Michael smiled at the bad news, as he imagined a curate would, and could not help feeling mildly scandalised at such a lack of respect for the clergy. He wished he were wearing a dog collar. Over the youth’s shoulder he watched a pregnant woman get out of a car that had just parked on the forecourt. She stood by the open passenger door and followed with her eyes as her husband, or boyfriend more like, slammed the driver’s door and stalked off to the garage shop. She looked uncomfortable, unhappy in her clothes and slightly ashamed, and Michael, only half listening to the mechanic, understood with a stab of recognition that she felt these things whether she was pregnant or not. He must have been staring, for she seemed to have caught his eye and now, to his horror, she was waddling over to him. He turned his attention back to the mechanic.
‘Number’s in the shop if you wanna call them,’ the mechanic said, turning to go. He added over his shoulder, grinning, ‘They’ll sort it for you, but they’ll charge.’ He called underneath the car where the feet were squirming. ‘Terry!
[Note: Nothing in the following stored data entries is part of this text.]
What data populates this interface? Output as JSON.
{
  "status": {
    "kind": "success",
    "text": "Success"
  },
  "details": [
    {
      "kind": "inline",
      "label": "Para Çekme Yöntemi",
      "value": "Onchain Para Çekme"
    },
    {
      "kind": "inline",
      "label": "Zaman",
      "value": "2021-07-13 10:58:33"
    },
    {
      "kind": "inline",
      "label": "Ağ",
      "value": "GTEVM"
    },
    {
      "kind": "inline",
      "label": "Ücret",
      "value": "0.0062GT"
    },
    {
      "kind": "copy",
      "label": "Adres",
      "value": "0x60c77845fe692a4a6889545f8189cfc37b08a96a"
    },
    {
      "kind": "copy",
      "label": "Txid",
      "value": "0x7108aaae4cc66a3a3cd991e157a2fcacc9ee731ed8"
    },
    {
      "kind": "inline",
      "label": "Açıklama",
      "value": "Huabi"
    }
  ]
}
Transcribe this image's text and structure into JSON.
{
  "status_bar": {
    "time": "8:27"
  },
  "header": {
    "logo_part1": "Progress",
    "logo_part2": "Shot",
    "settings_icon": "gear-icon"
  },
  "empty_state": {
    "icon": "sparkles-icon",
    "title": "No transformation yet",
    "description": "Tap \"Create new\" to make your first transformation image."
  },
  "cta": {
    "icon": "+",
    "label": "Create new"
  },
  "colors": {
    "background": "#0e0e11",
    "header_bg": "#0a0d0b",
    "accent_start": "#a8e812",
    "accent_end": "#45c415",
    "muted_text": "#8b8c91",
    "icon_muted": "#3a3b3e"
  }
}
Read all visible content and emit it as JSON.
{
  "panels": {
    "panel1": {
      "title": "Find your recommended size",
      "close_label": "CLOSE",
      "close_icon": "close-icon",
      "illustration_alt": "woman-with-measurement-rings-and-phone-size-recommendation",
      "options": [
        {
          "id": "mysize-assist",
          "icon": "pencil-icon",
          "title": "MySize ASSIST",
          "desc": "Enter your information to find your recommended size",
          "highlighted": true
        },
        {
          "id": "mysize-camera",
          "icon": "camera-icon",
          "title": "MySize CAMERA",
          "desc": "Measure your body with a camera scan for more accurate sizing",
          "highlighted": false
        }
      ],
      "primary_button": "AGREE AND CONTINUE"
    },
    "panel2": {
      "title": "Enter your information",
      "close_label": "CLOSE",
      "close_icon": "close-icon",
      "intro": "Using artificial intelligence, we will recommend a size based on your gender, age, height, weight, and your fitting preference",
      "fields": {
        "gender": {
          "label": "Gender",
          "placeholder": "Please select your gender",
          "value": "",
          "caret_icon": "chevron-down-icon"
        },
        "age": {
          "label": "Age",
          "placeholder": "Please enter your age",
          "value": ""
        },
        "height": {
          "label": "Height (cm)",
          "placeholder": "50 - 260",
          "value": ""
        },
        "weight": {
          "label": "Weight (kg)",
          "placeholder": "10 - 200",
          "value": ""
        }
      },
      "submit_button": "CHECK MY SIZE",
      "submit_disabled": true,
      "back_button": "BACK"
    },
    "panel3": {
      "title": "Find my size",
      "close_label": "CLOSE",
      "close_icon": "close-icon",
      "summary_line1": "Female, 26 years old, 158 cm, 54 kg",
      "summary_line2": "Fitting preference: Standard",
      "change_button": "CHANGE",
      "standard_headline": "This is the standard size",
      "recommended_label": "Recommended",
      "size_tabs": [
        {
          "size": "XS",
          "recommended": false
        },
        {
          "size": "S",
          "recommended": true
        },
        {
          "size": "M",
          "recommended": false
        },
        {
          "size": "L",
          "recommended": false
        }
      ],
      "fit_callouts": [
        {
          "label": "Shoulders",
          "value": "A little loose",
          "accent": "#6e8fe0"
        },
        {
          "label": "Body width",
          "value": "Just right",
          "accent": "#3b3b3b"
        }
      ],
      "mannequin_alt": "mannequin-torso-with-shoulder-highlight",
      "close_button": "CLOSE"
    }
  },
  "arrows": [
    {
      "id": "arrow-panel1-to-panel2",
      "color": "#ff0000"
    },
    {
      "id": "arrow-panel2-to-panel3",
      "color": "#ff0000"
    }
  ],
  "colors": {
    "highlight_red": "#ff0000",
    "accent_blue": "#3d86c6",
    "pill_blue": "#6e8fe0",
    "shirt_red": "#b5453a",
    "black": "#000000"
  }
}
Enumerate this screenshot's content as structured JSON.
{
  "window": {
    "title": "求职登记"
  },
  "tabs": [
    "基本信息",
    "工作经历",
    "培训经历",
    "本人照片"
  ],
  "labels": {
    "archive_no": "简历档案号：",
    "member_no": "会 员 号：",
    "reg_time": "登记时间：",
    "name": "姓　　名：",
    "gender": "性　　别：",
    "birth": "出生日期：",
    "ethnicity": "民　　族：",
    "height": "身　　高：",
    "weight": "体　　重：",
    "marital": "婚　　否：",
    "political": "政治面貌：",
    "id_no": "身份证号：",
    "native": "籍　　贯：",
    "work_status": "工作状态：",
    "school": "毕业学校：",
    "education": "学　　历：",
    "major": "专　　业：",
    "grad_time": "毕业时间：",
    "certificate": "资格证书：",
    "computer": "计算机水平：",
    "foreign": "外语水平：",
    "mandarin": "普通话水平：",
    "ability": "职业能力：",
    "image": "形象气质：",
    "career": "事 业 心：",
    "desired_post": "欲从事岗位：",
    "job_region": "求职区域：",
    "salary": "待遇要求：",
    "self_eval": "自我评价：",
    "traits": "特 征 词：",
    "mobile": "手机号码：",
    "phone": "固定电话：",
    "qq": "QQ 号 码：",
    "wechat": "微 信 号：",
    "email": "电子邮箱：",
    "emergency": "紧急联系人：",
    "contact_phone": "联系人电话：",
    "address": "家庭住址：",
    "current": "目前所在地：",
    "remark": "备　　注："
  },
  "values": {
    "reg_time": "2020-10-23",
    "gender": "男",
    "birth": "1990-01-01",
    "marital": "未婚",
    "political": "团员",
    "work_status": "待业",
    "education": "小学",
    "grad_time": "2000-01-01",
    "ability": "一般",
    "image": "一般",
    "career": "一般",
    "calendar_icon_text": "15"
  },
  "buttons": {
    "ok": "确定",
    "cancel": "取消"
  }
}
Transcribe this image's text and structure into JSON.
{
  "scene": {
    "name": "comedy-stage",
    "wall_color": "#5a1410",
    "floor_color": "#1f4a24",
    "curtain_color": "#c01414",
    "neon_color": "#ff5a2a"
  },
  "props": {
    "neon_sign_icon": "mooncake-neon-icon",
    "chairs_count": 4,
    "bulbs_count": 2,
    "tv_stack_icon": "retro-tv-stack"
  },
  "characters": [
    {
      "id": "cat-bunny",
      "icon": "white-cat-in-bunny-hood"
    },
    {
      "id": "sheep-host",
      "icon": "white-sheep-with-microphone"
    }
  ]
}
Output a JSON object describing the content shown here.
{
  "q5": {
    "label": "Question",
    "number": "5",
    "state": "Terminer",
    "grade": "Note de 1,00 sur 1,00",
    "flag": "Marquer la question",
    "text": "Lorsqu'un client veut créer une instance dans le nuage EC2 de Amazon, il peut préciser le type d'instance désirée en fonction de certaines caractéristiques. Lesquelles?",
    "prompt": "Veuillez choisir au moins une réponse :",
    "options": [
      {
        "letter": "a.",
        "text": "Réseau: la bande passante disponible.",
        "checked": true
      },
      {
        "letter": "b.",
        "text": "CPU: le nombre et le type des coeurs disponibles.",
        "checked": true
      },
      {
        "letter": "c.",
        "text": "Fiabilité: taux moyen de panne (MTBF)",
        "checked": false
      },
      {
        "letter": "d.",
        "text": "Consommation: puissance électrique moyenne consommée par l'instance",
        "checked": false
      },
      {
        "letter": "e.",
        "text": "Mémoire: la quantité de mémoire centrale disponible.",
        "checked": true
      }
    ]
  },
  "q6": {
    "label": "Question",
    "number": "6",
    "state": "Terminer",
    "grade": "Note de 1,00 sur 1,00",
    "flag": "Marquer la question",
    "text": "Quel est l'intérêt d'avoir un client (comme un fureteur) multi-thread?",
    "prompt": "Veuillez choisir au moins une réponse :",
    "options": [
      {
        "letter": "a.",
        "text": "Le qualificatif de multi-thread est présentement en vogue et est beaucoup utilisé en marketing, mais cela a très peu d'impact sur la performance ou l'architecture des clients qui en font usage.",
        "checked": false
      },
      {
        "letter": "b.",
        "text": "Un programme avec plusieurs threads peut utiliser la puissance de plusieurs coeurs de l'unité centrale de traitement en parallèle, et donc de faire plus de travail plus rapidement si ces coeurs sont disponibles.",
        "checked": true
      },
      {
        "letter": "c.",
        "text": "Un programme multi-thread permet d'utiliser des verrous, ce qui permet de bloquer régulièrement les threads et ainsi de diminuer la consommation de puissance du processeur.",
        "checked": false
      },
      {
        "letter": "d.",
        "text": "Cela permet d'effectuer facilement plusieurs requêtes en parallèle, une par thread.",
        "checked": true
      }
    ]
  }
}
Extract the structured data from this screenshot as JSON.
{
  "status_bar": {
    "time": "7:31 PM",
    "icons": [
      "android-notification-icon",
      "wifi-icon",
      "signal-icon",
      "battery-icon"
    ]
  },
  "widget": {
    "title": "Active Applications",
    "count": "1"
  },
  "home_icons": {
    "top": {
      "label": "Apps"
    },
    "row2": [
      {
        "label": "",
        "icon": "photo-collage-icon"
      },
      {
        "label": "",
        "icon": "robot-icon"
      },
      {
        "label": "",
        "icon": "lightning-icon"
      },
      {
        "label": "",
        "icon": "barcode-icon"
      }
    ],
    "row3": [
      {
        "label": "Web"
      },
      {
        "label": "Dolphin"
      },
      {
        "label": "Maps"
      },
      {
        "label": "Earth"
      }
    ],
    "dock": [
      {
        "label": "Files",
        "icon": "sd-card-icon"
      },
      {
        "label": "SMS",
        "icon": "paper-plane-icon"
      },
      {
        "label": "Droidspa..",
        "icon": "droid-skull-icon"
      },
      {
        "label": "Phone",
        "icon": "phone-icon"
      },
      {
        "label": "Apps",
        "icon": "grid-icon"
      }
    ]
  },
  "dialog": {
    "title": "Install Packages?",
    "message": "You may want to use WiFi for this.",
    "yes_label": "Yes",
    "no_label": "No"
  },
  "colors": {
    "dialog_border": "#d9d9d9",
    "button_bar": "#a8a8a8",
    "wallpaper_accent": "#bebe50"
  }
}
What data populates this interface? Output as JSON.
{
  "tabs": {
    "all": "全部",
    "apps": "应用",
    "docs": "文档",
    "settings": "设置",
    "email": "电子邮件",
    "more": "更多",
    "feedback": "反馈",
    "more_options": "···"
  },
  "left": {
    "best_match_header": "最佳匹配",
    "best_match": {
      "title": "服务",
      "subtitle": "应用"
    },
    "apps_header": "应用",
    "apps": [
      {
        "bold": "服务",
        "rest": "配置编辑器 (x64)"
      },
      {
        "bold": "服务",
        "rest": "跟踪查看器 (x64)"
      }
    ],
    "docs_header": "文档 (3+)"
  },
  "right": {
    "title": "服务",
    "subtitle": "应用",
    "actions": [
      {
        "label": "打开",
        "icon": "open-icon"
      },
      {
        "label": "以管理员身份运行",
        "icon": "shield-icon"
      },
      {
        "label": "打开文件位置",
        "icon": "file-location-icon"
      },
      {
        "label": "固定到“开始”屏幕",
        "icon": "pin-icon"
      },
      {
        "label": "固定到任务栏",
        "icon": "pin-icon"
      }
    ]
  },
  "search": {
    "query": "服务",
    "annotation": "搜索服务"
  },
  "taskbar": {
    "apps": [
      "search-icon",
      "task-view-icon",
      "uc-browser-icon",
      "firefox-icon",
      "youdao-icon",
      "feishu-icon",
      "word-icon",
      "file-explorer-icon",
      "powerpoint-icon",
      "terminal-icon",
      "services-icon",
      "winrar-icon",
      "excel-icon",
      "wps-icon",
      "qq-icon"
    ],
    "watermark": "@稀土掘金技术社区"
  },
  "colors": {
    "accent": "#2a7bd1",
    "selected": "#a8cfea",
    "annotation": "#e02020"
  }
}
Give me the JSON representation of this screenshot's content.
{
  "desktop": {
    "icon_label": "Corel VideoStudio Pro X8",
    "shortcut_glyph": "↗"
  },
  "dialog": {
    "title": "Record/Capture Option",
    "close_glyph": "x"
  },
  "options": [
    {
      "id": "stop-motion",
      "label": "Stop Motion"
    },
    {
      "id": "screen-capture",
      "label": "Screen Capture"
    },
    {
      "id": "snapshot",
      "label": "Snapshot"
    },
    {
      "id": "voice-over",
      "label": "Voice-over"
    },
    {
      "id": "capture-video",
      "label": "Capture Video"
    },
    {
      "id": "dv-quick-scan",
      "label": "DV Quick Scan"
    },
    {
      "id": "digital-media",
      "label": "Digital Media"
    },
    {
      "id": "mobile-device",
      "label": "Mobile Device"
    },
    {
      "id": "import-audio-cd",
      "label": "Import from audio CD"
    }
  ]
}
They still charging eighty-five for call-out, Corsham Breakdown? You know, whatsisname, that Steve at Corsham Breakdown. Still charges eighty-five, does he?’
The legs shifted again and a muffled voice replied, ‘Oh yeah, think so. Eighty-five, mileage on top. Cash.’
‘Yeah, well, there you go,’ said curtain-hair, with the slightest and first edge of sympathy in his voice. ‘Number’s in the shop, there’s a payphone if you ain’t got a mobile.’ Michael nodded his thanks, calculating. It would cost at least a hundred in the end just to get towed back to Bath, never mind the cost of getting the van fixed. He could just hitch a lift home and forget all about the van, just leave it to rust here. But he could hardly remove the licence plates in full view of the mechanics, and the registration number would lead them straight to him. Also it was an offence to abandon a vehicle and he was in enough trouble anyway.